What you’ll be doing...
- Lead the design and implementation of complex, scalable data architectures
- Mentor junior engineers and lead code reviews, best practices and documentation.
- Ensure high data quality, accuracy, and integrity across all systems.
- Work with structured and unstructured data from multiple sources.
- Optimize data workflows for performance, reliability, and cost efficiency.
- Collaborate with analysts, and data scientists to meet data needs
- Monitor, troubleshoot, and improve existing data systems and jobs
- Apply best practices in data governance, security and compliance.
- Use tools like Spark, Kafka, Airflow, SQL, Python and cloud platforms
- Stay ahead with evolving technologies and guide strategic data initiatives.
What we’re looking for…
You will need to have:
- Bachelor's degree or four or more years of work experience.
- Expertise in AWS Data Stack – Strong hands-on experience with S3, Glue, EMR, Lambda, Kinesis, Redshift, Athena, and IAM security best practices.
- Big Data & Distributed Computing – Deep understanding of Apache Spark (batch and streaming) large-scale data processing and analytics.
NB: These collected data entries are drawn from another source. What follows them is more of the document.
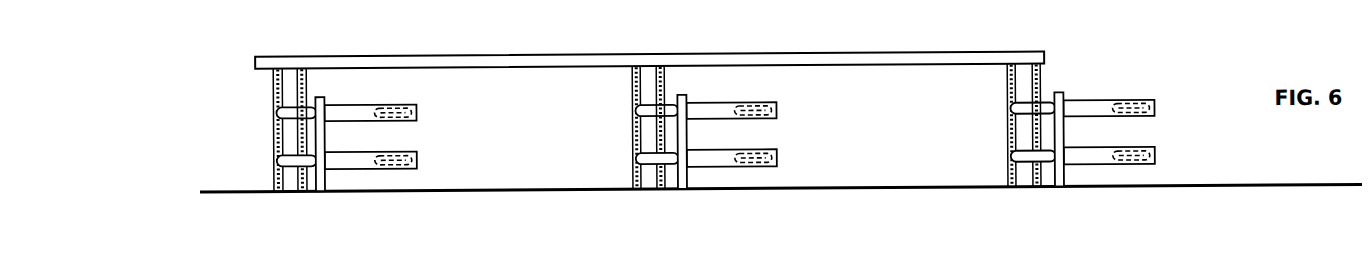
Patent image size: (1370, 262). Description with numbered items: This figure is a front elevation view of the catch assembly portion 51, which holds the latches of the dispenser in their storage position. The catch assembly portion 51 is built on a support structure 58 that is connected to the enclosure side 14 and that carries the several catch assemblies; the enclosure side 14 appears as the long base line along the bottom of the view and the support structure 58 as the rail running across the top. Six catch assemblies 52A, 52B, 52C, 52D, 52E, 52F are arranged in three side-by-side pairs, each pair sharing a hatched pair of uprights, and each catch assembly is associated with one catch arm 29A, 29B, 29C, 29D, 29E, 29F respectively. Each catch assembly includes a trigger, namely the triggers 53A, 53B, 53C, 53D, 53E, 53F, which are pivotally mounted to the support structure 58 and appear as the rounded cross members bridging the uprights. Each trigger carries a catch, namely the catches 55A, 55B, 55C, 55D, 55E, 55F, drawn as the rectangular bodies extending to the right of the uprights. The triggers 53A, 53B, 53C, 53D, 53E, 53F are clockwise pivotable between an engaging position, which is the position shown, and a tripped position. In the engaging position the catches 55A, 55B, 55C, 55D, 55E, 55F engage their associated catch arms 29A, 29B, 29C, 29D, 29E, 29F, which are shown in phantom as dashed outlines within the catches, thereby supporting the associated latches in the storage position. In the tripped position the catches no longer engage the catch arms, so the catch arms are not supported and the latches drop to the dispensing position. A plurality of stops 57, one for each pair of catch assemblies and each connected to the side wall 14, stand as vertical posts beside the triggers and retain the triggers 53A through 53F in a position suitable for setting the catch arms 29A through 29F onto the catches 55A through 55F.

The enclosure side 14 is at (1266, 190).
The catch assembly portion 51 is at (207, 123).
The catch assembly 52A is at (1095, 98).
The catch assembly 52B is at (715, 101).
The catch assembly 52C is at (356, 104).
The catch assembly 52D is at (1088, 152).
The catch assembly 52E is at (709, 154).
The catch assembly 52F is at (373, 155).
The trigger 53A is at (1011, 111).
The trigger 53B is at (636, 113).
The trigger 53C is at (277, 111).
The trigger 53D is at (1011, 163).
The trigger 53E is at (636, 166).
The trigger 53F is at (277, 163).
The catch 55A is at (1156, 113).
The catch 55B is at (778, 118).
The catch 55C is at (418, 116).
The catch 55D is at (1156, 163).
The catch 55E is at (778, 168).
The catch 55F is at (418, 166).
The catch arm 29A is at (1136, 147).
The catch arm 29B is at (757, 150).
The catch arm 29C is at (395, 160).
The catch arm 29D is at (1131, 111).
The catch arm 29E is at (749, 112).
The catch arm 29F is at (395, 96).
The stop 57 is at (307, 104).
The support structure 58 is at (606, 59).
- Real-Time & Batch Data Processing – Proven experience designing, implementing, and optimizing event-driven and streaming data pipelines using Kafka and Kinesis.
- ETL/ELT & Data Modeling – Strong experience in architecting and optimizing scalable ETL/ELT pipelines for structured and unstructured data.
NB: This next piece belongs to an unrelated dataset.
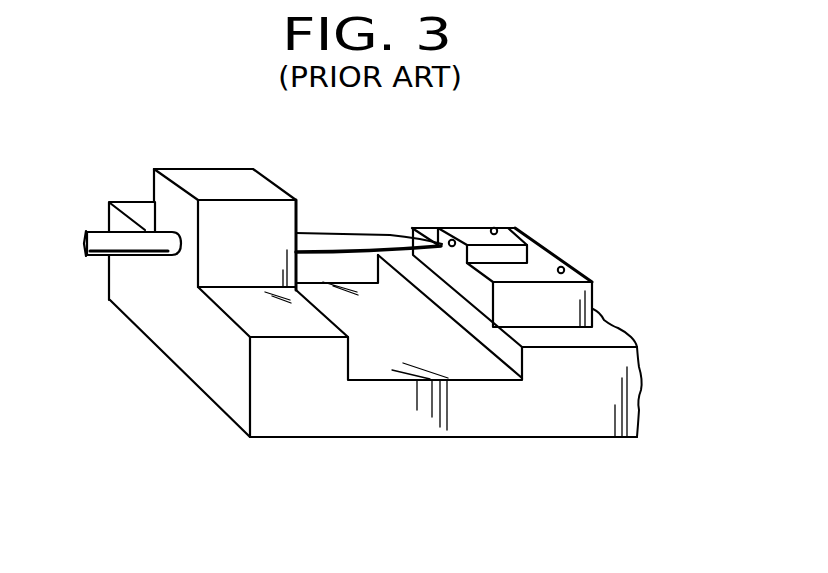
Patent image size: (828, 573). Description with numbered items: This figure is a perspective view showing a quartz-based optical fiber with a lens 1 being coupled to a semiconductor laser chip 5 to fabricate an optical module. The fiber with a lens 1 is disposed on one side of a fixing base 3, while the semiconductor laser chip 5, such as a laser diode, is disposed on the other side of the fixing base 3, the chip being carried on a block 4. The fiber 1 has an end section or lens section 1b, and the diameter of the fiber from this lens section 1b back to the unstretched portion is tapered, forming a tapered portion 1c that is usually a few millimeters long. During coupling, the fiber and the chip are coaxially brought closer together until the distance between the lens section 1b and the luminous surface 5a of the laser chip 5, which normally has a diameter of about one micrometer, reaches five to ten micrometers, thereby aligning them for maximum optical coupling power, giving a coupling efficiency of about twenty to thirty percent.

- Programming Skills – Proficiency in Scala and Java for data processing and automation.
- Database & SQL Optimization – Strong understanding of SQL and experience with relational (PostgreSQL, MySQL). Expertise in SQL query tuning, data warehousing and working with Parquet, Avro, ORC formats.
- Infrastructure as Code (IaC) & DevOps – Experience with CloudFormation, CDK, and CI/CD pipelines for automated deployments in AWS.
- Monitoring, Logging & Observability – Familiarity with AWS CloudWatch, Prometheus, or similar monitoring tools.
- API Integration – Ability to fetch and process data from external APIs and databases.
- Architecture & Scalability Mindset – Ability to design and optimize data architectures for high-volume, high-velocity, and high-variety datasets.
- Performance Optimization – Experience in optimizing data pipelines for cost and performance.
Even better if you have one or more of the following:
- Cross-Team Collaboration – Work closely with Data Scientists, Analysts, DevOps, and Business Teams to deliver end-to-end data solutions.
- Agile & CI/CD Practices – Comfortable working in Agile/Scrum environments, driving continuous integration and continuous deployment.